For the new study, the team's idea was to tie some of the polymer chains together using weak cross-links that are designed to break.

In their work, the researchers designed and synthesized two identical elastomers composed of polyacrylate, a rubbery polymer used to make things like hoses, seals and gaskets. Then in one of them, they replaced the cross-links with ones that were five times weaker, due to an embedded molecule that breaks apart under strain -- in this case a ring-shaped molecule called cyclobutane.

Everything else being equal, Craig said, you'd think that "linkers that break more easily should produce materials that are easier to tear."

But instead they found the opposite. "Surprisingly, the overall network got much stronger as opposed to weaker," he added.

In mechanical tests, the researchers loaded thin sheets of each material into a machine that measures the force it takes to rip a sample.

Both were similar in terms of stiffness and elasticity, but the one made with weak cross-linkers was up to nine times more difficult to tear than the one cross-linked with stronger bonds.

"The toughness enhancement comes without any other significant change in physical properties, at least that we can measure, and it is brought about through the replacement of only a small fraction of the overall material," Craig said.

Tearing in a polymer material is essentially a chemical reaction, said first author Shu Wang, who did the work as part of his Ph.D. dissertation under Craig and Duke polymer theorist Michael Rubinstein.

Typically, the polymer strands that span the leading edge of the tear must break for the crack to spread.

But in their design the weak cross-links break first, leaving the main polymer thread uncinched but otherwise intact. This helps the material resist breaking down further, even once small nicks and blemishes start to form.

The team has filed a patent on the approach. Much work remains to be done to use the insights to design tougher synthetic rubber like that found in tires, Craig said.

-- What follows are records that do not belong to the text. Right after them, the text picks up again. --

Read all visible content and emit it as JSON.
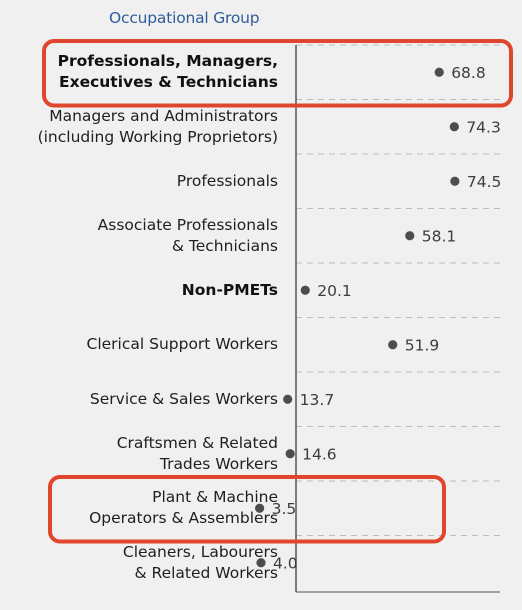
{
  "header": {
    "column_title": "Occupational Group"
  },
  "colors": {
    "header": "#2e5d9a",
    "dot": "#4d4d4d",
    "highlight": "#e0462e",
    "axis": "#555555",
    "grid": "#bdbdbd"
  },
  "chart_data": {
    "type": "scatter",
    "orientation": "horizontal",
    "xlim": [
      0,
      80
    ],
    "grid": "dashed horizontal separators",
    "categories": [
      {
        "label": "Professionals, Managers, Executives & Technicians",
        "lines": [
          "Professionals, Managers,",
          "Executives & Technicians"
        ],
        "value": 68.8,
        "value_label": "68.8",
        "bold": true,
        "highlighted": true
      },
      {
        "label": "Managers and Administrators (including Working Proprietors)",
        "lines": [
          "Managers and Administrators",
          "(including Working Proprietors)"
        ],
        "value": 74.3,
        "value_label": "74.3",
        "bold": false,
        "highlighted": false
      },
      {
        "label": "Professionals",
        "lines": [
          "Professionals"
        ],
        "value": 74.5,
        "value_label": "74.5",
        "bold": false,
        "highlighted": false
      },
      {
        "label": "Associate Professionals & Technicians",
        "lines": [
          "Associate Professionals",
          "& Technicians"
        ],
        "value": 58.1,
        "value_label": "58.1",
        "bold": false,
        "highlighted": false
      },
      {
        "label": "Non-PMETs",
        "lines": [
          "Non-PMETs"
        ],
        "value": 20.1,
        "value_label": "20.1",
        "bold": true,
        "highlighted": false
      },
      {
        "label": "Clerical Support Workers",
        "lines": [
          "Clerical Support Workers"
        ],
        "value": 51.9,
        "value_label": "51.9",
        "bold": false,
        "highlighted": false
      },
      {
        "label": "Service & Sales Workers",
        "lines": [
          "Service & Sales Workers"
        ],
        "value": 13.7,
        "value_label": "13.7",
        "bold": false,
        "highlighted": false
      },
      {
        "label": "Craftsmen & Related Trades Workers",
        "lines": [
          "Craftsmen & Related",
          "Trades Workers"
        ],
        "value": 14.6,
        "value_label": "14.6",
        "bold": false,
        "highlighted": false
      },
      {
        "label": "Plant & Machine Operators & Assemblers",
        "lines": [
          "Plant & Machine",
          "Operators & Assemblers"
        ],
        "value": 3.5,
        "value_label": "3.5",
        "bold": false,
        "highlighted": true
      },
      {
        "label": "Cleaners, Labourers & Related Workers",
        "lines": [
          "Cleaners, Labourers",
          "& Related Workers"
        ],
        "value": 4.0,
        "value_label": "4.0",
        "bold": false,
        "highlighted": false
      }
    ]
  }
}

"But that's the long-term application I'm most excited about."

Previous studies estimate that, each year, tires release some 6 million metric tons of dust and debris worldwide, accounting for as much as 10% of the microplastics that end up in the oceans, and 3-7% of the particulate matter in the air we breathe.

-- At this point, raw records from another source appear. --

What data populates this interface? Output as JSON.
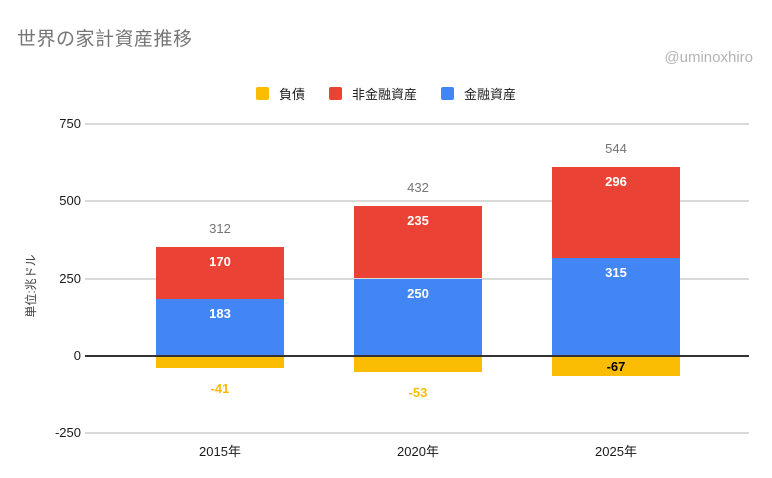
{
  "chart": {
    "title": "世界の家計資産推移",
    "watermark": "@uminoxhiro"
  },
  "colors": {
    "title": "#757575",
    "watermark": "#b3b3b3",
    "gridline": "#d9d9d9",
    "zero_line": "#333333",
    "total_label": "#757575",
    "segment_label": "#ffffff",
    "axis_label": "#1a1a1a"
  },
  "chart_data": {
    "type": "bar",
    "stacked": true,
    "title": "世界の家計資産推移",
    "ylabel": "単位:兆ドル",
    "categories": [
      "2015年",
      "2020年",
      "2025年"
    ],
    "series": [
      {
        "name": "負債",
        "color": "#FBBC04",
        "values": [
          -41,
          -53,
          -67
        ]
      },
      {
        "name": "非金融資産",
        "color": "#EA4335",
        "values": [
          170,
          235,
          296
        ]
      },
      {
        "name": "金融資産",
        "color": "#4285F4",
        "values": [
          183,
          250,
          315
        ]
      }
    ],
    "totals": [
      312,
      432,
      544
    ],
    "yticks": [
      750,
      500,
      250,
      0,
      -250
    ],
    "ylim": [
      -250,
      750
    ],
    "grid": true,
    "legend_position": "top"
  }
}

"That's just from tire tread wearing down on roads," Craig said. "If you could reduce that by even 10%, that's still 600,000 tons of microplastics you'd be keeping out of the environment."

"So I'm really excited to see how these kinds of ideas might translate to that problem," Craig said.

This research was supported by the Center for the Chemistry of Molecularly Optimized Networks, or MONET, which is funded by the National Science Foundation (CHE-2116298).